When Your Dog Is Afraid of Storms
What to do if you have a dog with storm phobia.
4. In the winter, desensitize your dog to the sounds of a storm.
Play a CD of thunder recordings at low enough levels that don't frighten your dog, while giving him treats or playing a game. Gradually increase the volume over the course of several months, stopping if your dog shows any signs of anxiety.

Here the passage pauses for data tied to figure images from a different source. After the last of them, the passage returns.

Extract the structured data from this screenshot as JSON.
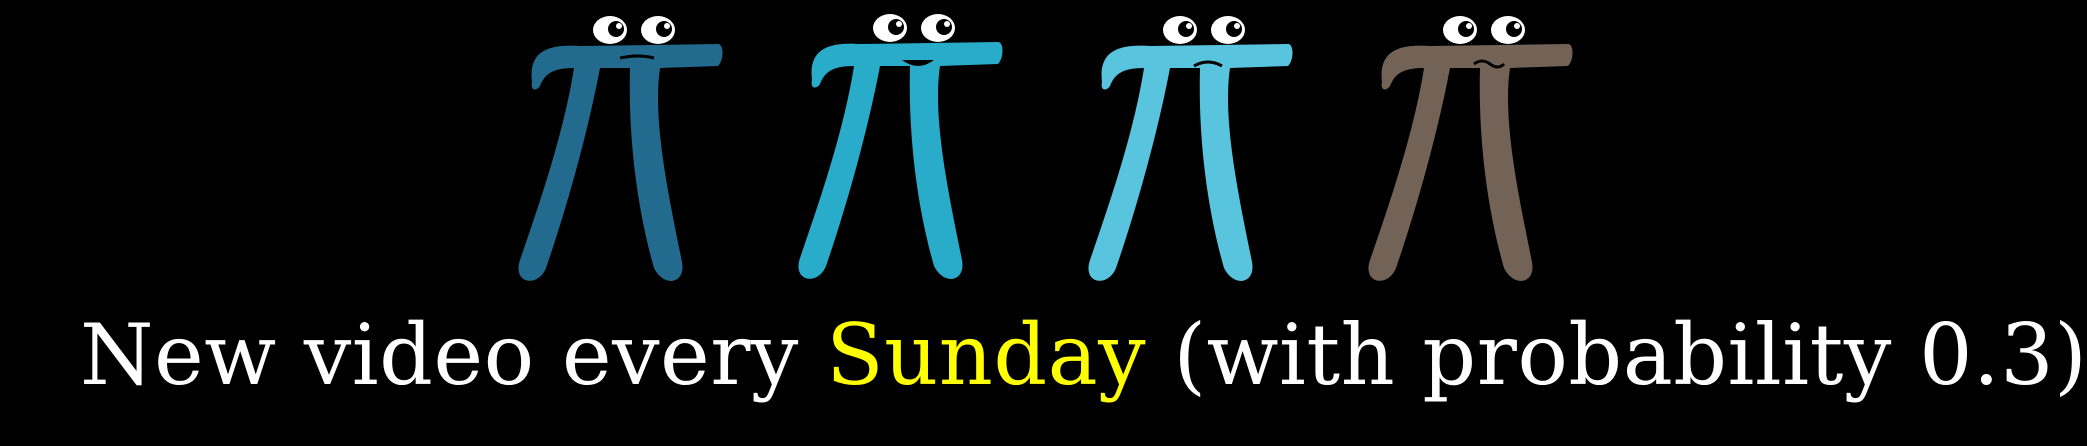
{
  "creatures": [
    {
      "name": "pi-creature-1",
      "body_color": "#236B8E"
    },
    {
      "name": "pi-creature-2",
      "body_color": "#29ABCA"
    },
    {
      "name": "pi-creature-3",
      "body_color": "#58C4DD"
    },
    {
      "name": "pi-creature-4",
      "body_color": "#736357"
    }
  ],
  "tagline": {
    "prefix": "New video every ",
    "highlight": "Sunday",
    "suffix": " (with probability 0.3)",
    "text_color": "#FFFFFF",
    "highlight_color": "#FFFF00"
  }
}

The goal is to get your dog used to the sound of thunder, and associate it with good things, Peuser says.
Experts caution that desensitization can have limited success in an actual storm because you can only recreate the noise, and not the other factors that may be bothering the dog, such as the static electricity or changes in barometric pressure.
5. Ask your veterinarian for advice.
The doctor may have more ideas for behavior modification and can assess whether medication may also be needed.
"Not every dog needs anti-anxiety medication, but dogs that are in a horrible state of high anxiety will really benefit," Sherman says. In severe cases, owners will keep their dogs on the medication for the whole season, while others give their dog medicine in the morning if there's a chance of a storm later on.
A 2003 study by veterinarians at the University of Georgia found that 30 out of 32 dogs with storm phobia showed significant improvement when given medication combined with behavior modification and desensitization.
"We have our best luck with a management plan that includes changing some features in the environment, applying some behavior modification techniques, and often some anti-anxiety medication," Sherman says. "Work with your veterinarian to come up with a treatment plan."